There are only two schools in the camp, and they are prefabricated classes; as a result, the school’s working hours are, according to the shift system, only two hours per class throughout the day, which is very little time to teach curricula that include mathematics, physics, chemistry, languages ​​and other subjects, which is another reason for the poor education process in the camp.

The place where the classrooms were set is also unsafe and causes physical injuries and wounds to students, especially new ones (first grade), as the rooms were placed on a floor of small crushed stone, which turned into a harmful tool in the hands of the “troublemaking students” after causing injuries to many of their colleagues, according to the source.
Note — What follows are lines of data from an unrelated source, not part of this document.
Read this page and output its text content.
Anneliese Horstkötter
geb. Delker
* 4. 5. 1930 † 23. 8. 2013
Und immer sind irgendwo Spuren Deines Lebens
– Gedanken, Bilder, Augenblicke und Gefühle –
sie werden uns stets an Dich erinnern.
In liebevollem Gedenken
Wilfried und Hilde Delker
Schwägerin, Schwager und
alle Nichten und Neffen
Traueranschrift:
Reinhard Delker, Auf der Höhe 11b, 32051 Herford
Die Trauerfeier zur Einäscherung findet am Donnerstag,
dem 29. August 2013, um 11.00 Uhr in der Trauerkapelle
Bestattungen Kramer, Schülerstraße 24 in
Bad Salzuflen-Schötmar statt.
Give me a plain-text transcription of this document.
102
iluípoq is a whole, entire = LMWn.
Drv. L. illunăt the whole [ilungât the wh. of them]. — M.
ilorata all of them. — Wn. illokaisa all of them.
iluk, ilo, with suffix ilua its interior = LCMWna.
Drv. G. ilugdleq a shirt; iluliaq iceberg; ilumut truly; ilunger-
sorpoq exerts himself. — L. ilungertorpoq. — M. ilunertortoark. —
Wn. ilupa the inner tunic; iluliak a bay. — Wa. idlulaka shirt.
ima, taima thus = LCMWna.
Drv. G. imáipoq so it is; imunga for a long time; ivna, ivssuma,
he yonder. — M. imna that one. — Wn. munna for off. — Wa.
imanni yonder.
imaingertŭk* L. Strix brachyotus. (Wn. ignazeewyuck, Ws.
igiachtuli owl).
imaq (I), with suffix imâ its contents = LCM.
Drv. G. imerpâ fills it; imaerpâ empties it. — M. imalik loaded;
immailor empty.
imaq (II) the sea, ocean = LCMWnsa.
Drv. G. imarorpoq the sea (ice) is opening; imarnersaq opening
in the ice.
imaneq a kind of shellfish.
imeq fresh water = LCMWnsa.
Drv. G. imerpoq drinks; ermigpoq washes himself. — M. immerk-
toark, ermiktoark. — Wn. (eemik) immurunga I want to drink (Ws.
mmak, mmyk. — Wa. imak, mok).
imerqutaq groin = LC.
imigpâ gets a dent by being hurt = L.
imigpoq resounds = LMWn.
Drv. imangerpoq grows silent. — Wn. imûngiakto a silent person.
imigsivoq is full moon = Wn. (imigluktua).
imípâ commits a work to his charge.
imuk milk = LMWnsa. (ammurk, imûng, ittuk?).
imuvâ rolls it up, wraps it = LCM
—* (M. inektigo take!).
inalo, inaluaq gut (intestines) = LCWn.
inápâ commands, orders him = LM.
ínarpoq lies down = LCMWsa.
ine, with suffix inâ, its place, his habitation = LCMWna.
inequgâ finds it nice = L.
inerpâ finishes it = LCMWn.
Currently, there are only two places inside the camp for education, which were established with the support of the Northern Iraq Region, while the remote sectors of the camp, such as “Sector D,” suffer from the remote distance and the difficulty of bringing children due to the bumpy roads.

Learning a craft is “better” than education

The 45-year-old Abdullah al-Sheikh, an IDP from Ras al-Ain, told Enab Baladi in a phone call that he refrains from sending his son to the camp school “because the current educational process is not feasible.”

Al-Sheikh added that he is facing living difficulties that forced him to send his son to work in a car and motorcycle maintenance workshop in the camp to help him with the expenses and to teach his child a “good profession in the future.”

According to the father, most camp IDPs teach their children, who are at the age of his 14-year-old son, a profession that they can practice inside or outside the camp.

Al-Sheikh complains about the weak role of the organizations operating in the camp and their failure to assist poor families in securing the necessary needs for the educational process, such as stationery, bags, etc., or to provide aid to the families so that they are not forced to send their children to work to secure their “daily food.”

For its part, the pro-AANES Hawar News Agency reported on 17 September the intention of the Educational Complex in the camp to increase the number of schools during the new school year to solve the “overcrowding,” which has not happened so far.